The Private Sector Should Watch NIST’s Broad Work on Privacy and Cybersecurity Guidance
Privacy In Focus®
NIST continues to work on several cybersecurity and privacy workstreams of interest to the private sector. While NIST has traditionally supported federal agencies’ IT security, over the past several years it has taken on (and been delegated) several workstreams under Executive Orders and legislation to address multiple aspects of privacy and security, including key areas of technological innovation. Examples of open workstreams that may impact the private sector include:
- Mitigating AI/ML Bias in Context: Establishing Practices for Testing, Evaluation, Verification, and Validation of AI Systems, comments were due September 16, 2022. NIST has several efforts underway to examine aspects of emerging technology, including artificial intelligence and machine learning. Additionally, NIST is developing an AI Risk Management Framework (RMF), and comments on the latest AI RMF draft are due September 29. It is vital that organizations inform the government of the consumer benefits and the innovation in risk management in use of AL and ML across the private sector.
- Implementing a Zero Trust Architecture (Preliminary Draft), comments were due September 9, 2022. This workstream is one of many efforts looking to implement the “zero trust” security concepts, or to help agencies address Executive branch directives about use of zero trust, which may have impacts on federal contractors and other organizations.
- Internet of Things (IoT).
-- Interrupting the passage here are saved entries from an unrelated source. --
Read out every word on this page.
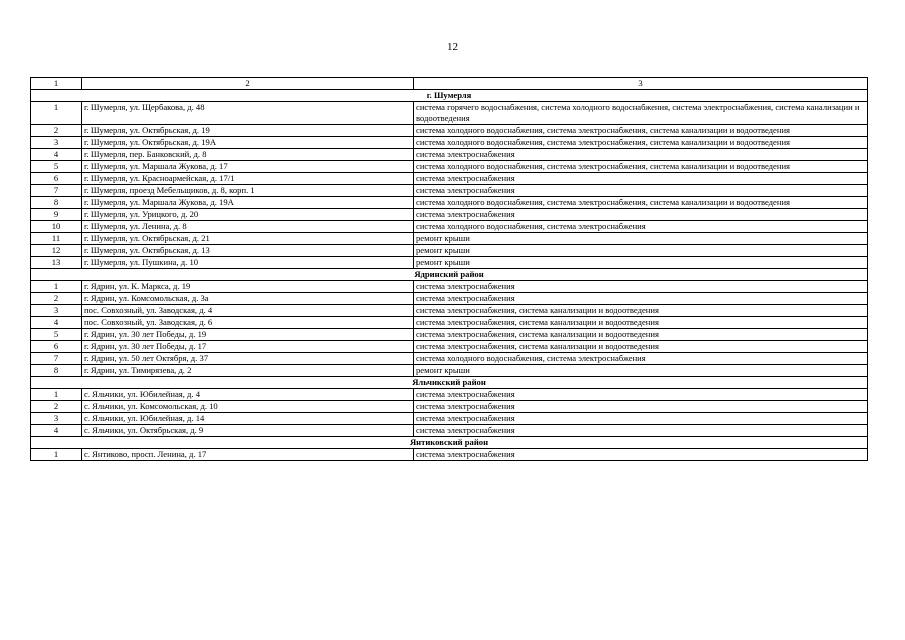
12
1	2	3
г. Шумерля		
1	г. Шумерля, ул. Щербакова, д. 48	система горячего водоснабжения, система холодного водоснабжения, система электроснабжения, система канализации и водоотведения
2	г. Шумерля, ул. Октябрьская, д. 19	система холодного водоснабжения, система электроснабжения, система канализации и водоотведения
3	г. Шумерля, ул. Октябрьская, д. 19А	система холодного водоснабжения, система электроснабжения, система канализации и водоотведения
4	г. Шумерля, пер. Банковский, д. 8	система электроснабжения
5	г. Шумерля, ул. Маршала Жукова, д. 17	система холодного водоснабжения, система электроснабжения, система канализации и водоотведения
6	г. Шумерля, ул. Красноармейская, д. 17/1	система электроснабжения
7	г. Шумерля, проезд Мебельщиков, д. 8, корп. 1	система электроснабжения
8	г. Шумерля, ул. Маршала Жукова, д. 19А	система холодного водоснабжения, система электроснабжения, система канализации и водоотведения
9	г. Шумерля, ул. Урицкого, д. 20	система электроснабжения
10	г. Шумерля, ул. Ленина, д. 8	система холодного водоснабжения, система электроснабжения
11	г. Шумерля, ул. Октябрьская, д. 21	ремонт крыши
12	г. Шумерля, ул. Октябрьская, д. 13	ремонт крыши
13	г. Шумерля, ул. Пушкина, д. 10	ремонт крыши
Ядринский район		
1	г. Ядрин, ул. К. Маркса, д. 19	система электроснабжения
2	г. Ядрин, ул. Комсомольская, д. 3а	система электроснабжения
3	пос. Совхозный, ул. Заводская, д. 4	система электроснабжения, система канализации и водоотведения
4	пос. Совхозный, ул. Заводская, д. 6	система электроснабжения, система канализации и водоотведения
5	г. Ядрин, ул. 30 лет Победы, д. 19	система электроснабжения, система канализации и водоотведения
6	г. Ядрин, ул. 30 лет Победы, д. 17	система электроснабжения, система канализации и водоотведения
7	г. Ядрин, ул. 50 лет Октября, д. 37	система холодного водоснабжения, система электроснабжения
8	г. Ядрин, ул. Тимирязева, д. 2	ремонт крыши
Яльчикский район		
1	с. Яльчики, ул. Юбилейная, д. 4	система электроснабжения
2	с. Яльчики, ул. Комсомольская, д. 10	система электроснабжения
3	с. Яльчики, ул. Юбилейная, д. 14	система электроснабжения
4	с. Яльчики, ул. Октябрьская, д. 9	система электроснабжения
Янтиковский район		
1	с. Янтиково, просп. Ленина, д. 17	система электроснабжения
NIST IR 8425, the Profile of the IoT Core Baseline for Consumer IoT Products, was released in Draft on June 17, 2022, along with Ideas for the Future of IoT Cybersecurity at NIST: IoT Risk Identification Complexity. IoT security remains a focus of several federal agencies concerned about device security, and NIST and other agencies have been delegated tasks related to consumer communications, security, and privacy that should be of interest to anyone in the IoT space.
- Government contractors should pay close attention to NIST’s work on cyber, including its special publications for federal information systems as well as its revisions to the SP 800-171 series, including the Pre-Draft Call for Comments: Protecting Controlled Unclassified Information in Nonfederal Systems and Organizations, on which comments were due September 16, 2022. We expect the government’s work on this and related documents to shape expectations for contractors in areas of system boundaries, data governance, and related areas.
Perhaps of more critical and widespread importance, NIST is revising its foundational Framework for Critical Infrastructure Cybersecurity, created in 2014 and revised in 2018 as version 1.1. Public comments on the pending revision suggested a variety of paths, some modest and some transformational. NIST has touted its first workshop on the NIST Cybersecurity Framework update, “Beginning our Journey to the NIST Cybersecurity Framework 2.0”, which was held virtually on August 17, 2022 with almost 4,000 attendees from 100 countries. Given the foundational role of the NIST Framework to many private organizations’ cyber strategies, major changes should be watched carefully for potential need for compliance program adjustments.
There are myriad other projects underway at NIST and at the National Cybersecurity Center of Excellence (NCCoE) that examine practical applications in privacy, network security, digital identity, and other important parts of organizations’ risk management strategies. The staff at NIST and NCCoE are accessible and interested in meaningful private input to inform their workstreams.